Spotlight: Iran cash-for-prisoner deal
In 2016, Nazanin Zaghari-Ratcliffe, a British–Iranian aid worker living in London, travelled to Iran to visit her parents with her then two-year-old daughter. As the pair were about to fly home, she was arrested at the airport in Tehran and accused of being a spy and plotting to overthrow the Iranian government.
Zaghari-Ratcliffe, who strenuously denied the charges, spent the next six years in detention. Her husband, Richard Ratcliffe, whom she met after moving from Iran to Britain to study in 2007, believed that she had been imprisoned over a £400 million debt owed by Britain to Iran that dated back to 1979. In the 1970s, the Shah of Iran had paid for arms from Britain, but he was overthrown in the Islamic Revolution of 1979 after only a portion of the weapons were delivered. London refused to provide the remainder of the arms or hand back the funds.
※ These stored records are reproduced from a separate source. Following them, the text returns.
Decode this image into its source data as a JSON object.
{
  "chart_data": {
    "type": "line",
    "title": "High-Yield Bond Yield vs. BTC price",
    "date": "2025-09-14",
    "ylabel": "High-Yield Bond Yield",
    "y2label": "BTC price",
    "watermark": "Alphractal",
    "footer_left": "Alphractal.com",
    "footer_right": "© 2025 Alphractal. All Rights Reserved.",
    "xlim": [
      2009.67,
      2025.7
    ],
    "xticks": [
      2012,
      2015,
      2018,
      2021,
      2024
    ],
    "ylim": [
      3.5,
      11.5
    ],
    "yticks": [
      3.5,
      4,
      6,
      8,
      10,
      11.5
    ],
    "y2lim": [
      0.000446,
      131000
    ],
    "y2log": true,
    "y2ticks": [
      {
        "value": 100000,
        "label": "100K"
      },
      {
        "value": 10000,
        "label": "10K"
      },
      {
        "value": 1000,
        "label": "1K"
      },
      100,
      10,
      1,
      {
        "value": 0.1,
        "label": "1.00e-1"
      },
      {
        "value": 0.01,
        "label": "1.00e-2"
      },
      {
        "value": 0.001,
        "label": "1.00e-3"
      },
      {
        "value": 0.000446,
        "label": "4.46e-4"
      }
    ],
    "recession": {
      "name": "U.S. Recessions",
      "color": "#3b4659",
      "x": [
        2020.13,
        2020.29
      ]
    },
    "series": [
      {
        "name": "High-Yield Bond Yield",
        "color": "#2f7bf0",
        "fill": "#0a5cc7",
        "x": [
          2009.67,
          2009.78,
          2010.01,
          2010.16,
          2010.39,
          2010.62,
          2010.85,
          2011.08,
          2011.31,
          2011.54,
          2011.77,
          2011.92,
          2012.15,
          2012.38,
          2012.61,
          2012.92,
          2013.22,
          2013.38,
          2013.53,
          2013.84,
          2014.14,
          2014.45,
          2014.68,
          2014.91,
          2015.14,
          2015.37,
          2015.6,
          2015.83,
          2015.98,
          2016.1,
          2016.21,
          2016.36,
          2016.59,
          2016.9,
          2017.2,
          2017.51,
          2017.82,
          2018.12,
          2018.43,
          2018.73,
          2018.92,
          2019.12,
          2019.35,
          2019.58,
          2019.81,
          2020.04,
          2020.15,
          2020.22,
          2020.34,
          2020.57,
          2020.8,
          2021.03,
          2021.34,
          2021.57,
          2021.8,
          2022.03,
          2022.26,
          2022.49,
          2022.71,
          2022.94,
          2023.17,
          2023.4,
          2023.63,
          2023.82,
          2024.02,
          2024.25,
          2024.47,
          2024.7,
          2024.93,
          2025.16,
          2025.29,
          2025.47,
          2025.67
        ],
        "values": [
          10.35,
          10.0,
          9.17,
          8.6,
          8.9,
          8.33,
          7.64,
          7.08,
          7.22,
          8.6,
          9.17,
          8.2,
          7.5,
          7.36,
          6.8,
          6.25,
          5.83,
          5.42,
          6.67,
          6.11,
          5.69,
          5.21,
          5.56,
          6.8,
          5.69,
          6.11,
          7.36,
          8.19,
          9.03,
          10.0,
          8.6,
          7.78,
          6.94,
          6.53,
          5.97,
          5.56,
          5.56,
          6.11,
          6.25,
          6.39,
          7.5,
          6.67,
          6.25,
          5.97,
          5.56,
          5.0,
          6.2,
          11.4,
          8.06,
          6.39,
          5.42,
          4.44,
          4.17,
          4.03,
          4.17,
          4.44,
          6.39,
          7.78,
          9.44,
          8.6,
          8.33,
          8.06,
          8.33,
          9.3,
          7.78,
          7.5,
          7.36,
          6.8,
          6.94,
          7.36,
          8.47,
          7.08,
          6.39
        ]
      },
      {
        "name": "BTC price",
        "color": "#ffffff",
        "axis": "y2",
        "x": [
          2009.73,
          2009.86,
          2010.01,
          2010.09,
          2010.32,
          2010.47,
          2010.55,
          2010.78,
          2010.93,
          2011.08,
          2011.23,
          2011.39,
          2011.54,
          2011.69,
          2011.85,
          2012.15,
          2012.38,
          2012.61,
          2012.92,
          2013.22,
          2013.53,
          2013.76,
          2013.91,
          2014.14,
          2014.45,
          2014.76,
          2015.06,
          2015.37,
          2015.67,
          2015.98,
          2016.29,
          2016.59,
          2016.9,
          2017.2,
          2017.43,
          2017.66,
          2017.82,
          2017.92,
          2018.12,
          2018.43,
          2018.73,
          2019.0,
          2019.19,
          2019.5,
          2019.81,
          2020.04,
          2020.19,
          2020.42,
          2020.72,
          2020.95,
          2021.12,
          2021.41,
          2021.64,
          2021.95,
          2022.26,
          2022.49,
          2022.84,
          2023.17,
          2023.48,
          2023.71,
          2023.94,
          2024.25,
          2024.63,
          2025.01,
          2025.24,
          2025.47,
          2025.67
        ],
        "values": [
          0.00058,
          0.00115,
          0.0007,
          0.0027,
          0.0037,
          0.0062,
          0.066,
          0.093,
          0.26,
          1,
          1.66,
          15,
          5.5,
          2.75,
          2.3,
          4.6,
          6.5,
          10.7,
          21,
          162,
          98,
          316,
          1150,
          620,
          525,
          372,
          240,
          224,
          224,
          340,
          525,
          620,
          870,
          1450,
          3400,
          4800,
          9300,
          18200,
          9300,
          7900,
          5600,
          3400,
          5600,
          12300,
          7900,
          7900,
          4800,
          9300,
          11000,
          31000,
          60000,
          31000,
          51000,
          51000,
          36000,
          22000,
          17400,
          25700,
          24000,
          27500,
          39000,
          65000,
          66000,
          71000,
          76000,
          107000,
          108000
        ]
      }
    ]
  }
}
Last week, Zaghari-Ratcliffe, who is 44 years old, was suddenly released, along with Anoosheh Ashoori, a 67-year-old British–Iranian retired engineer who was detained on spying charges in 2017 while visiting his mother in Iran. A third detainee, Morad Tahbaz, a 66-year-old Iranian–American conservationist who also has British citizenship arrested in Iran in 2018, was also reportedly due to be released.
Britain’s foreign secretary, Liz Truss, confirmed that the government had settled its debt with Iran. She insisted the deal required that Iran use the money only for food and medical purposes.
On Monday, Zaghari-Ratcliffe told a packed press conference in London she believed the British government could have secured her release years ago. “We all know … how I came home,” she said. “I should not have been in prison for six years.”